Deadlifting: How to Build Strength Safely


A deadlift simply involves picking something up from the ground to standing up straight with your arms hanging straight down. It is a dead lift because the weight starts in a static “dead” position on the ground, there is no lowering phase in which the muscles can stretch first and be assisted by elastic recoil.

We usually acquire this basic human movement around the second year of life. The deadlift is defined by the start and end position of the weight not by the angles of your body. When the weight is light there is a wide variety of ways to deadlift, but when the weight is heavy there are only two safe ways to do it: the squat technique and the hip hinge technique.

In the squat technique the shins and knees come forward. The quadriceps are worked more with this technique.


In the hip hinge technique the shin stays nearly vertical. The gluteus maximus, hamstrings and adductor magnus are worked more with this technique. It is safer for the knees but requires more hip flexibility and works the low back more.


The barbell deadlift is an exercise in the gym that allows us to take that basic human movement and gradually increase the weight so that we get stronger. The only advantage to the barbell over lifting other things like say rocks or your growing child is that the barbell is easier to grip and more convenient to add weight to. A kettle bell or dumbbell is a great place to begin the dead lift as it doesn’t involve the tricky coordination of getting the knees around the bar. If you want to continue getting stronger you will eventually have to move to the barbell in order to add more weight as most people don’t have 200lb kettlebells lying around.


The deadlift is a phenomenal strength building exercise as it uses the largest muscles in the body in their strongest position. The world record for dead lifting is (1,015 lb) by Benedikt Magnusson.

Although working primarily the gluteus maximus, the hamstrings, adductor magnus and the quadriceps, every muscle on the backside of the body is activated during the deadlift.

Eventually grip strength and low back strength become the limiting factors. Regarding the low back, Colado in 2011 and Hamlyn in 2007 both found the heavy barbell squat and deadlift elicited twice as much activity from the erector spinae (low back muscles) compared to the superman, side plank and unweighted versions of squat and deadlift. No difference in obliques and transversus abdominus. For a more in depth description of barbell lifting for core activation see me previous post: Balls Vs Barbells.


The low back is the area most at risk of injury in dead lifting with poor form. Here are the four most common errors that will put the back at risk.
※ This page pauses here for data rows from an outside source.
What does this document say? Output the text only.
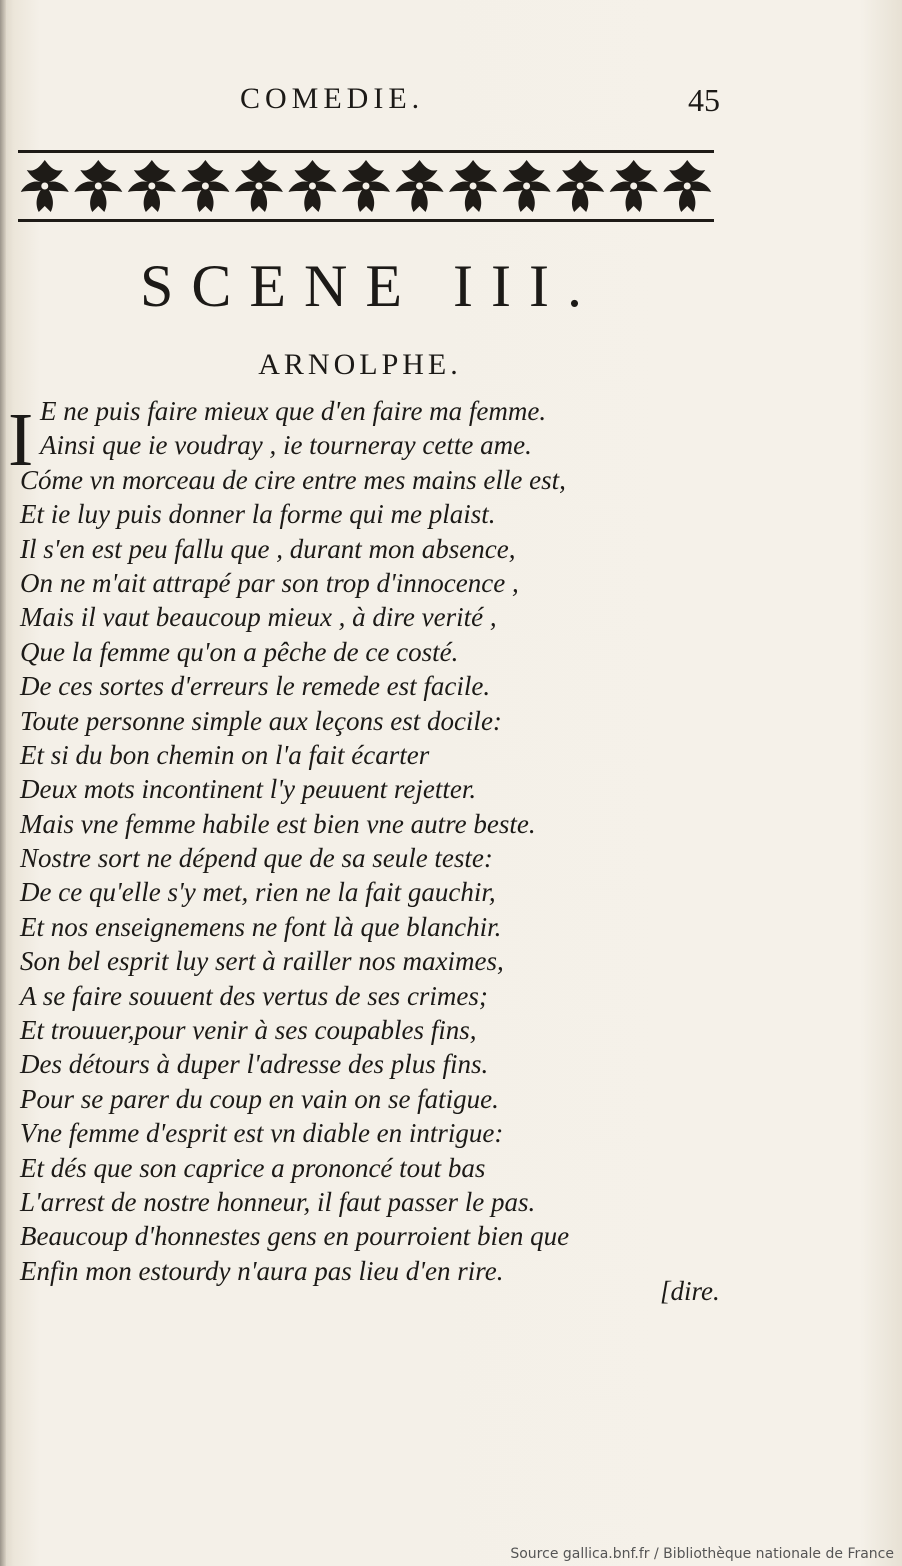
COMEDIE.	45
SCENE III.
ARNOLPHE.
I E ne puis faire mieux que d'en faire ma femme.
Ainsi que ie voudray , ie tourneray cette ame.
Cóme vn morceau de cire entre mes mains elle est,
Et ie luy puis donner la forme qui me plaist.
Il s'en est peu fallu que , durant mon absence,
On ne m'ait attrapé par son trop d'innocence ,
Mais il vaut beaucoup mieux , à dire verité ,
Que la femme qu'on a pêche de ce costé.
De ces sortes d'erreurs le remede est facile.
Toute personne simple aux leçons est docile:
Et si du bon chemin on l'a fait écarter
Deux mots incontinent l'y peuuent rejetter.
Mais vne femme habile est bien vne autre beste.
Nostre sort ne dépend que de sa seule teste:
De ce qu'elle s'y met, rien ne la fait gauchir,
Et nos enseignemens ne font là que blanchir.
Son bel esprit luy sert à railler nos maximes,
A se faire souuent des vertus de ses crimes;
Et trouuer,pour venir à ses coupables fins,
Des détours à duper l'adresse des plus fins.
Pour se parer du coup en vain on se fatigue.
Vne femme d'esprit est vn diable en intrigue:
Et dés que son caprice a prononcé tout bas
L'arrest de nostre honneur, il faut passer le pas.
Beaucoup d'honnestes gens en pourroient bien que
Enfin mon estourdy n'aura pas lieu d'en rire.
[dire.
Source gallica.bnf.fr / Bibliothèque nationale de France
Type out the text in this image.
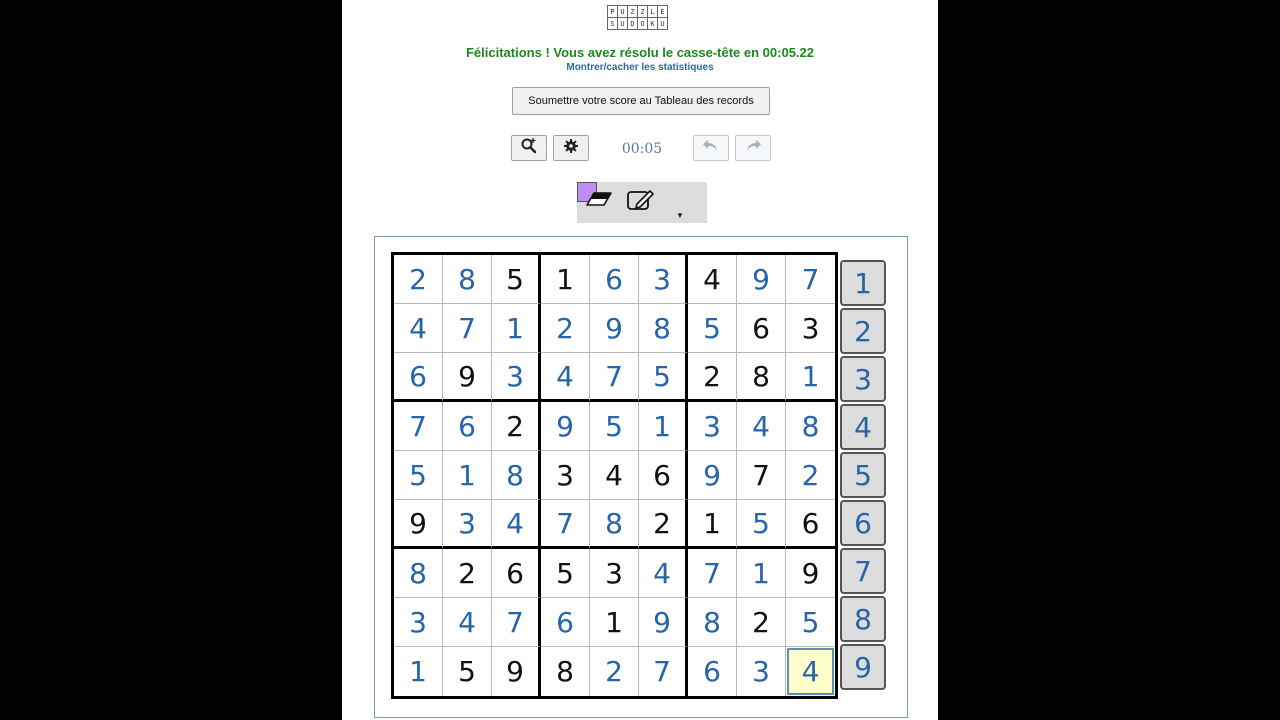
P U Z Z L E
S U D O K U
Félicitations ! Vous avez résolu le casse-tête en 00:05.22
Montrer/cacher les statistiques
Soumettre votre score au Tableau des records
00:05
▼
2	8	5	1	6	3	4	9	7
4	7	1	2	9	8	5	6	3
6	9	3	4	7	5	2	8	1
7	6	2	9	5	1	3	4	8
5	1	8	3	4	6	9	7	2
9	3	4	7	8	2	1	5	6
8	2	6	5	3	4	7	1	9
3	4	7	6	1	9	8	2	5
1	5	9	8	2	7	6	3	4
1
2
3
4
5
6
7
8
9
1. Back rounding (correction is bar on back)
2. Arch at end (correction is abs tight)
3. Asymmetrical grip width (make sure hands are even)
4. Too much weight with a long lever (put a bar behind your calves to cue you to stop you from locking your knees out early)

I took this picture of some construction workers in Tingo Maria Peru who were dead lifting rebar with rounded backs. Dead lifting with a rounded back increases the load placed on the intervertebral discs, thus increasing risk of a painful and potentially incapacitating disc herniation.



Here is the handout from my dead lifting workshop. You can take this with you to the gym as a reminder.



2 thoughts on “Deadlifting: How to Build Strength Safely

  1. Bryan: Why is the head “craned” UPWARDS in the second photo (depicting the bottom of “Deadlifting”: 2-leg technique”)… I’m always confused by this.

    Considering alignment & posture, why aren’t we exercisers taught to keep our head (cervical spine) neutral & more-or-less in line with the rest of the spine? Please help me understand why it would be incorrect to exercise with my head (chin tucked down & in, re this example) in a more “neutral” postural alignment.

    What am I missing here?


    • Hi Pete,

      Thanks for your response. I appreciate you thinking critically about this article. The head position comes from a research article I read a long time ago that found that people could squat more weight when they were cued to look up. (unfortunately I wasn’t able to find this article) Cervical extension positioning is nearly universal in world record deadlift attempts. This is probably because looking up activates the full body extension synergy pattern and the extensor muscles (paraspinals, gluts, hamstrings, quadriceps, triceps surae) are responsible for lifting the weight. The position of my cervical spine in the picture is probably more than most people need to get the benefit of looking up and it is certainly more than I would recommend for someone with an issue aggravated by cervical extension such as a disc injury or spondylosis.